La République ne s’arrête pas aux portes du cimetière.
Le problème
Le Haut Commissariat des Diasporas Africaines de France et Association Tahara lance cette pétition.
La dignité ne devrait pas s’arrêter à la mort
En France, des citoyens meurent une seconde fois.
Non pas par la maladie ou le temps, mais lorsque leur volonté la plus intime n’est pas respectée après leur décès.
La loi est pourtant claire.
L’article 3 de la loi du 15 novembre 1887 reconnaît à toute personne le droit de régler les conditions de ses funérailles et le mode de sa sépulture.
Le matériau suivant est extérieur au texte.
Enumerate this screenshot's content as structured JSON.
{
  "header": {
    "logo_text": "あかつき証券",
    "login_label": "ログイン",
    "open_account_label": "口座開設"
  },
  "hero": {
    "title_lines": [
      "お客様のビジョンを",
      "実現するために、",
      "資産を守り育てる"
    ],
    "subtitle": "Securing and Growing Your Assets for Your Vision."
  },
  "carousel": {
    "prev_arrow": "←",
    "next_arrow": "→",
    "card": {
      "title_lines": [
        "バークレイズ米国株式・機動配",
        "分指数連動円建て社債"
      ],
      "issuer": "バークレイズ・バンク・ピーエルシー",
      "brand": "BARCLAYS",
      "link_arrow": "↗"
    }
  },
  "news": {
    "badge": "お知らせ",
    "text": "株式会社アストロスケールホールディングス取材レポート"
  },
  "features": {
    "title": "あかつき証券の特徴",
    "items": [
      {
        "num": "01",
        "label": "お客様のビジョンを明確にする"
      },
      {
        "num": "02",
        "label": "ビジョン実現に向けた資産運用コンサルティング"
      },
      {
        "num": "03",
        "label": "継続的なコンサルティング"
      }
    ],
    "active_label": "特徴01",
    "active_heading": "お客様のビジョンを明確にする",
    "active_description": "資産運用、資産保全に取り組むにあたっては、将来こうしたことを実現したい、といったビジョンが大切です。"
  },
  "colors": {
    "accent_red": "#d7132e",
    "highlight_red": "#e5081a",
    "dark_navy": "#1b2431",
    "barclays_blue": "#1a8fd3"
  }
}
Cette volonté, lorsqu’elle est connue et licite, doit être respectée.
L’article 433-21-1 du Code pénal sanctionne même le fait de donner aux funérailles un caractère contraire à la volonté du défunt.
Et pourtant, dans de nombreuses communes françaises, des familles se retrouvent dans l’impossibilité d’exécuter cette volonté, non pour des raisons légales, mais faute de carrés confessionnels ou d’aménagements adaptés dans les cimetières publics.
Ces femmes et ces hommes étaient citoyens français.
Ils y ont vécu, travaillé, parfois servi la Nation.
Leur histoire est française.
Mais au moment de la mort, leur dernier souhait devient inapplicable selon l’endroit où ils décèdent.
Cette situation crée une inégalité territoriale profonde et ajoute une épreuve injuste à des familles déjà endeuillées. Elle révèle une défaillance grave : une loi reconnue, mais rendue inopérante.
Le cimetière public est un service public communal. À ce titre, Il doit permettre, dans le respect du cadre légal, l’égalité de traitement, la dignité humaine et le respect des choix exprimés.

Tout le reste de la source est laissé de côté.